Loblaw Companies Ltd (TSX:L) released its Q1 results last week and while doing so also announced that it would be increasing its quarterly dividend payments. From payouts of 29.5 cents every quarter to 31.5 cents, Loblaw has hiked its payments by 6.8% and investors will now be earning around 1.9%.
While it may not be a very high-yielding stock for investors to get excited about, it could turn out to be a good long-term hold as the company has being increasing its payments over the years. Since 2014, when dividend payments were 24.5 cents every quarter, payouts have grown by nearly 30%, averaging a compounded annual growth rate of about 5.2%. That’s a decent rate of growth that if it continues, could produce stronger dividend payments in future years. Locking in now will mean a higher payment on your original investment.
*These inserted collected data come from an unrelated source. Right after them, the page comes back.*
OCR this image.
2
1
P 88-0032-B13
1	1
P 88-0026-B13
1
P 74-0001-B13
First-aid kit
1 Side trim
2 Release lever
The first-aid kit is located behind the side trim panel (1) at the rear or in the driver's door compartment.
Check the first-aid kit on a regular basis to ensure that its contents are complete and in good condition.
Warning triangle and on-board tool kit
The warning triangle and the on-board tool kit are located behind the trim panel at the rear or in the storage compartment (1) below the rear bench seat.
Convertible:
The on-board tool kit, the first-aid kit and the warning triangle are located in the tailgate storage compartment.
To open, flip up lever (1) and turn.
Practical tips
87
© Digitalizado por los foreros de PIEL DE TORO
At minimum, it’s a much better return than you’d get from putting your money into a savings account with your bank. And with Loblaw, investors will also have the added opportunity of cashing in on gains achieved the by one of the TSX’s top stocks. In five years, Loblaw has seen its share price climb by more than 70%, and if we look at 10 years, that number becomes 130%. Even a price-fixing scandal hasn’t been enough to derail the stock, nor has rising competition from online retailers.
With a big presence across the country and being one of the industry leaders, Loblaw is a good option for investors to hold for the long term.